Sheet pan dinners are great! Fairly quick, you only mess up one pan and nothing to really babysit. Plus you can really use your imagination.

I had chicken legs, tons of basil from the garden, potatoes in the pantry and zucchini in the fridge. I grabbed those as well as an onion and some spices and boom! Dinner was going. Here is what I did…

1.5 lbs potatoes cut into bite sized pieces

4 medium zucchini (you can use less, I just used what I had. You can also mix in yellow squash.) Cut into chunks.

Handful of grape tomatoes

1 onion sliced in chunks

Enough chicken legs for your family

2 teaspoons garlic powder or 3-4 cloves minced

1 teaspoon each salt and pepper (or to taste)

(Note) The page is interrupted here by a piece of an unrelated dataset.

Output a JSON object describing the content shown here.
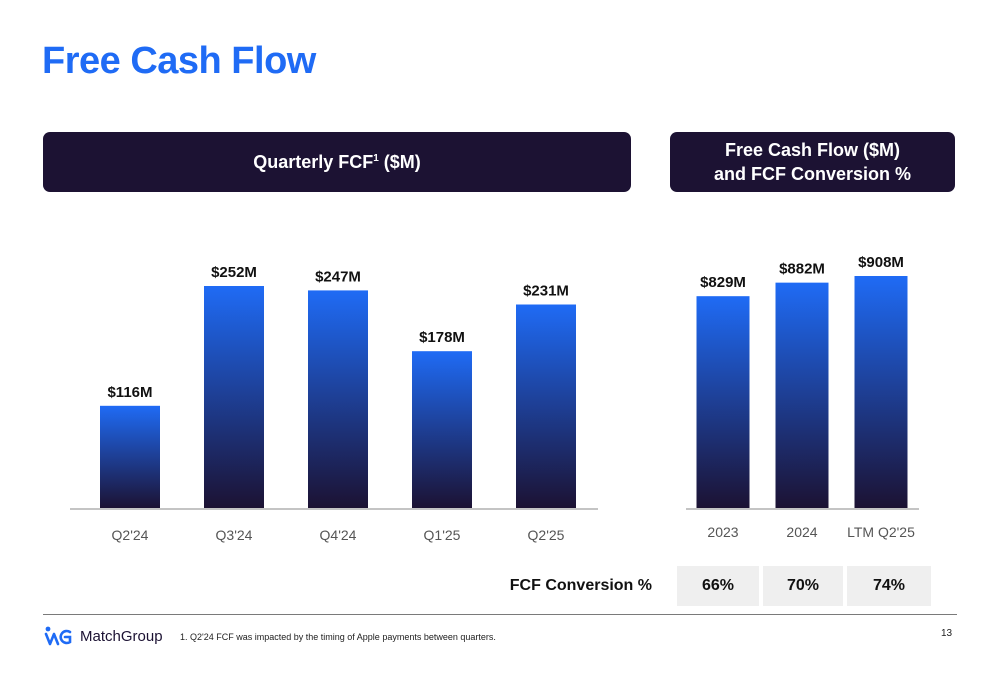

Fresh basil, 1 handful slivered

Preheat oven to 400. Arrange cut veggies on a sheet pan lined with parchment paper. Drizzle 2 teaspoons of olive oil over the veggies (use more if needed to coat). Sprinkle with most of the spices and toss. Arrange the chicken legs on top. Spray or use a pastry brush to thinly coat in olive oil. Use the remaining salt, pepper, garlic and basil. Bake for approximately 40 minutes. Note oven temps and chicken sizes vary, so check with a meat thermometer as to not over cook. This will make the zucchini and tomatoes a little mushy, so if you prefer firmer veggies, cook those in a separate pan and put in oven about 15 minutes after the chicken, potatoes and onion.

This is easy to alter. Brussel sprouts would be so good with this as well.